Using Google’s own words against them in court, Viacom demanded IP addresses and usernames associated with YouTube video views. Google got authorization to anonymize the data, but AOL’s search data was allegedly anonymous too. Worth thinking about before setting up any additional user accounts or typing anything into a search box.

2 Responses to “Why Search is the Biggest Online Privacy Risk”

  1. John Says:

    Google is the only company who held out on that big data grab by the US government, and even they were forced to turn over some search data.
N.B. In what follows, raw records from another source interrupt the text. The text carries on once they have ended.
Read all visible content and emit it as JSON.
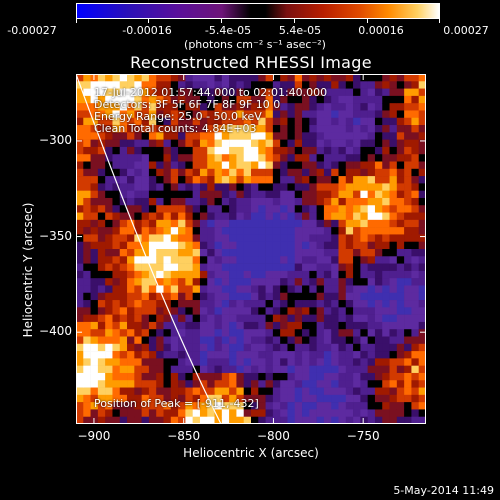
{
  "colorbar": {
    "ticks": [
      "-0.00027",
      "-0.00016",
      "-5.4e-05",
      "5.4e-05",
      "0.00016",
      "0.00027"
    ],
    "units": "(photons cm⁻² s⁻¹ asec⁻²)"
  },
  "annotations": {
    "time": "17-Jul-2012 01:57:44.000 to 02:01:40.000",
    "detectors": "Detectors: 3F 5F 6F 7F 8F 9F 10 0",
    "energy": "Energy Range: 25.0 - 50.0 keV",
    "method": "Clean     Total counts: 4.84E+03",
    "peak": "Position of Peak = [-911,-432]"
  },
  "footer": "5-May-2014 11:49",
  "colors": {
    "background": "#000000",
    "text": "#ffffff"
  },
  "chart_data": {
    "type": "heatmap",
    "title": "Reconstructed RHESSI Image",
    "xlabel": "Heliocentric X (arcsec)",
    "ylabel": "Heliocentric Y (arcsec)",
    "xlim": [
      -910,
      -715
    ],
    "ylim": [
      -448,
      -265
    ],
    "x_ticks": [
      -900,
      -850,
      -800,
      -750
    ],
    "y_ticks": [
      -300,
      -350,
      -400
    ],
    "colorbar_range": [
      -0.00027,
      0.00027
    ],
    "peak": [
      -911,
      -432
    ]
  }
}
    If a search company vowed not to store user data and worked that into their marketing I bet they could gain some serious marketshare. But who will do it? Not AOL, Yahoo maybe?

  2. Jack Says:

    I doubt the public can count on Yahoo to protect privacy. Yahoo is one of, if not the, world’s worst proliferator of spyware. Back in the day when telephone companies wanted to become ISP’s, they turned to Yahoo, and Yahoo turned them into giant data vacuums gathering every micro-scrap of information possible (and then some) on their very own customers. They still do this today, only with even greater abandon, selling it all to whomever has a buck or two. They also force their own customers to “opt-out” of data-gathering each time they sign onto Yahoo (oh yeah, unless you leave their cookies in place, which does the same thing only differently. You might as well leave your house unlocked each day you go to work). And even finding the opt-out page is major time-waster.
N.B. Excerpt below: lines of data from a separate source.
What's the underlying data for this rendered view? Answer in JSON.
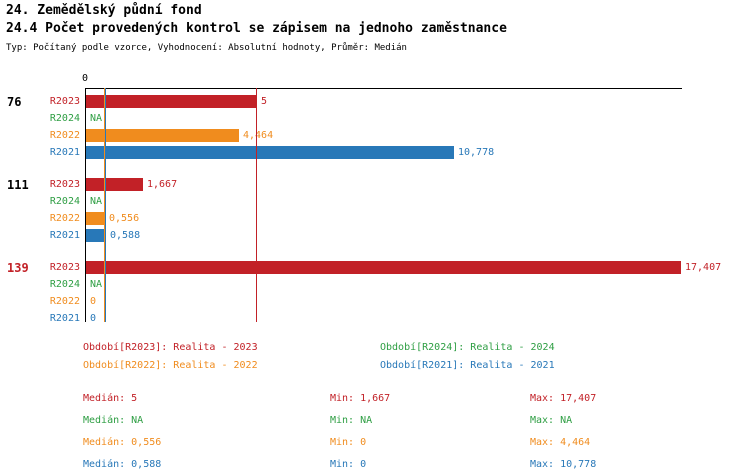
{
  "header": {
    "title": "24. Zemědělský půdní fond",
    "subtitle": "24.4 Počet provedených kontrol se zápisem na jednoho zaměstnance",
    "meta": "Typ: Počítaný podle vzorce, Vyhodnocení: Absolutní hodnoty, Průměr: Medián"
  },
  "colors": {
    "R2023": "#c22127",
    "R2024": "#2e9e43",
    "R2022": "#f08c1e",
    "R2021": "#2878b8",
    "axis": "#000000"
  },
  "chart_data": {
    "type": "bar",
    "orientation": "horizontal",
    "x_origin_label": "0",
    "xlim": [
      0,
      17.407
    ],
    "series_order": [
      "R2023",
      "R2024",
      "R2022",
      "R2021"
    ],
    "groups": [
      {
        "label": "76",
        "label_color": "#000000",
        "bars": [
          {
            "series": "R2023",
            "value": 5,
            "display": "5"
          },
          {
            "series": "R2024",
            "value": null,
            "display": "NA"
          },
          {
            "series": "R2022",
            "value": 4.464,
            "display": "4,464"
          },
          {
            "series": "R2021",
            "value": 10.778,
            "display": "10,778"
          }
        ]
      },
      {
        "label": "111",
        "label_color": "#000000",
        "bars": [
          {
            "series": "R2023",
            "value": 1.667,
            "display": "1,667"
          },
          {
            "series": "R2024",
            "value": null,
            "display": "NA"
          },
          {
            "series": "R2022",
            "value": 0.556,
            "display": "0,556"
          },
          {
            "series": "R2021",
            "value": 0.588,
            "display": "0,588"
          }
        ]
      },
      {
        "label": "139",
        "label_color": "#c22127",
        "bars": [
          {
            "series": "R2023",
            "value": 17.407,
            "display": "17,407"
          },
          {
            "series": "R2024",
            "value": null,
            "display": "NA"
          },
          {
            "series": "R2022",
            "value": 0,
            "display": "0"
          },
          {
            "series": "R2021",
            "value": 0,
            "display": "0"
          }
        ]
      }
    ],
    "reference_lines": [
      {
        "series": "R2022",
        "value": 0.556
      },
      {
        "series": "R2021",
        "value": 0.588
      },
      {
        "series": "R2023",
        "value": 5
      }
    ],
    "legend": [
      {
        "series": "R2023",
        "label": "Období[R2023]: Realita - 2023"
      },
      {
        "series": "R2024",
        "label": "Období[R2024]: Realita - 2024"
      },
      {
        "series": "R2022",
        "label": "Období[R2022]: Realita - 2022"
      },
      {
        "series": "R2021",
        "label": "Období[R2021]: Realita - 2021"
      }
    ],
    "stats": [
      {
        "series": "R2023",
        "median": "Medián: 5",
        "min": "Min: 1,667",
        "max": "Max: 17,407"
      },
      {
        "series": "R2024",
        "median": "Medián: NA",
        "min": "Min: NA",
        "max": "Max: NA"
      },
      {
        "series": "R2022",
        "median": "Medián: 0,556",
        "min": "Min: 0",
        "max": "Max: 4,464"
      },
      {
        "series": "R2021",
        "median": "Medián: 0,588",
        "min": "Min: 0",
        "max": "Max: 10,778"
      }
    ]
  }
}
    No, you definitely can not trust Yahoo with your life, let alone your privacy. They’re like the Chinese Communist Party of the Internet, absolutely vacant of morals as long as there is money to be made, any money from any source. One of the great – and most sickening – hypocrisies of our time is Yahoo’s technical help pages, which go to some length pretending to offer assistance on privacy, while they stab you in the back literally as you read the stuff. Reminds me of the Democraps. Hey, maybe that’s why they are so supportive of the Dems and write such liberal pieces posing as “news.” Birds of a Feather, right?